2 Responses to “The Dance of Evolution, or How Art Got Its Start”

  1. Good article. I don’t think I fully agree that the interaction between mother and child doubles as breeding ground for art- but many studies show the correlation between that and intelligence. That by stimulating the brain at a young age with color, shape and sounds, it is more inclined (subconsciously) to take in more information. An interest for accounting is just as likely to develop as one for art- that’s dependent on the person.

    But I will say this- which I understand is somewhat contradictory to what I just argued- my mother did play a part in my love for design by happenstance.
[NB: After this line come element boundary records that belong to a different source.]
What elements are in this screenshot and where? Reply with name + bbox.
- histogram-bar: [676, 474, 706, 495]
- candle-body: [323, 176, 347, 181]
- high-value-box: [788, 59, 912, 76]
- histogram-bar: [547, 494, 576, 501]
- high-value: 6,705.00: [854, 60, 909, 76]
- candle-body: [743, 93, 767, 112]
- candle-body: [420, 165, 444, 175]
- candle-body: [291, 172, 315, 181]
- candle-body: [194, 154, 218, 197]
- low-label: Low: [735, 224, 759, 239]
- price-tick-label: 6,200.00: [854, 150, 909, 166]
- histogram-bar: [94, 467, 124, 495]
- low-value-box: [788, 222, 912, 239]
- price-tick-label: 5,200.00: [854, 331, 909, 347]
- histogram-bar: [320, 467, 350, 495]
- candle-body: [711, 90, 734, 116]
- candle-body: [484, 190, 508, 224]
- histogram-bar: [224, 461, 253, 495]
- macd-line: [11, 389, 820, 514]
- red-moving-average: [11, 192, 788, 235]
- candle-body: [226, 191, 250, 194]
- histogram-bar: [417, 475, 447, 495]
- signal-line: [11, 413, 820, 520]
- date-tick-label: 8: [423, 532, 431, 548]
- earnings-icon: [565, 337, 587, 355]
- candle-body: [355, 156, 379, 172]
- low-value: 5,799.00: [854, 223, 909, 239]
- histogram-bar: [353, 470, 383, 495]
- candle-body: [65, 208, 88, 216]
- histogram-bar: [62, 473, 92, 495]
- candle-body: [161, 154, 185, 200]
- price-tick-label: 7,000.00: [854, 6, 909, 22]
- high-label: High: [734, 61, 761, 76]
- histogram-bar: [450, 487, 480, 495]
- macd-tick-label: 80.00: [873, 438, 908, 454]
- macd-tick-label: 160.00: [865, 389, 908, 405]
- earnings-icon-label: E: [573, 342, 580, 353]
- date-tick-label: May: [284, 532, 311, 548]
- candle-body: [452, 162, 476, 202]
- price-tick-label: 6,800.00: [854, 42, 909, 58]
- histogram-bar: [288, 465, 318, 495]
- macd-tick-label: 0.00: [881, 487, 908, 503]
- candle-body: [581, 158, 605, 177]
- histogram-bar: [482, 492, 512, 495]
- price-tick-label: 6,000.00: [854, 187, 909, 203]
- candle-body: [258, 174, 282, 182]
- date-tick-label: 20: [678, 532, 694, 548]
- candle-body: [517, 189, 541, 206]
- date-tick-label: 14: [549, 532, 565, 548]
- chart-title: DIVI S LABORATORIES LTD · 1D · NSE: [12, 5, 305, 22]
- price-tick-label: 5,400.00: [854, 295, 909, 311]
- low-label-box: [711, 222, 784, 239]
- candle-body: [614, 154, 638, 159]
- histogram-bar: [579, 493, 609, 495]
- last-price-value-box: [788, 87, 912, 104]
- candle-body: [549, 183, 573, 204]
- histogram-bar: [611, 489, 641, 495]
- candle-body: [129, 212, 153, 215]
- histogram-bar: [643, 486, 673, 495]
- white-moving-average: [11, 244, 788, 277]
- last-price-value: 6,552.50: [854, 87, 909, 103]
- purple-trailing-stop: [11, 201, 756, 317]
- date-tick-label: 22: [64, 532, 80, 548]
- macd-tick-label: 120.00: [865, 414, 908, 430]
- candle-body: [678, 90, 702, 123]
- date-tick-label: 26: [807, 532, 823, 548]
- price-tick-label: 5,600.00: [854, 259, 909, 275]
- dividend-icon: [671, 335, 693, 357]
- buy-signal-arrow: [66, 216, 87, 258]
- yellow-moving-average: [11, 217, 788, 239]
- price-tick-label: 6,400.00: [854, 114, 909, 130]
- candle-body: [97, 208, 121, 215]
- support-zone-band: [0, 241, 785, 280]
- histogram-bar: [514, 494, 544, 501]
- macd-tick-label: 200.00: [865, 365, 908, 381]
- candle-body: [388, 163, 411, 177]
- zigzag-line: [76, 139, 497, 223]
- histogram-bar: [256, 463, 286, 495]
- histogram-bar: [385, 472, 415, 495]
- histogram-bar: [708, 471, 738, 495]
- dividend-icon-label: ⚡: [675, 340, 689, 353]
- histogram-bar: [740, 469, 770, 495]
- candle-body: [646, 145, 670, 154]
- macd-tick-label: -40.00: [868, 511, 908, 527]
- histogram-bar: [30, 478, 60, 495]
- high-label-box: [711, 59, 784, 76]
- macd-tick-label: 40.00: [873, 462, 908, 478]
When she’s on the phone with someone for an extended period of time, she always takes out a pad of paper and begins to write her name or words from the conversation down and trace over them (and over them, and over them) until you’re left with BEAUTIFUL cursive signatures. She did this without thinking, a way to keep her hands busy and it helped that her penmanship was great.

    So now that I’m an adult working as a designer, I have an affinity towards typography. And when people ask me about where I get it from, I do think back to my mother’s marathon phone calls and ‘works of art’ it produced.

    You can say I get my love for interiors and architecture from my mother too, but I chalk that up to being gay. Thanks evolution!

  2. I practice my penmanship when I’m bored too. People at work find it rather strange and fascinating that I’ll cover entire sheets of paper with the same word or a sentence. It’s something idle to do to occupy my mind during long stretches of boredom.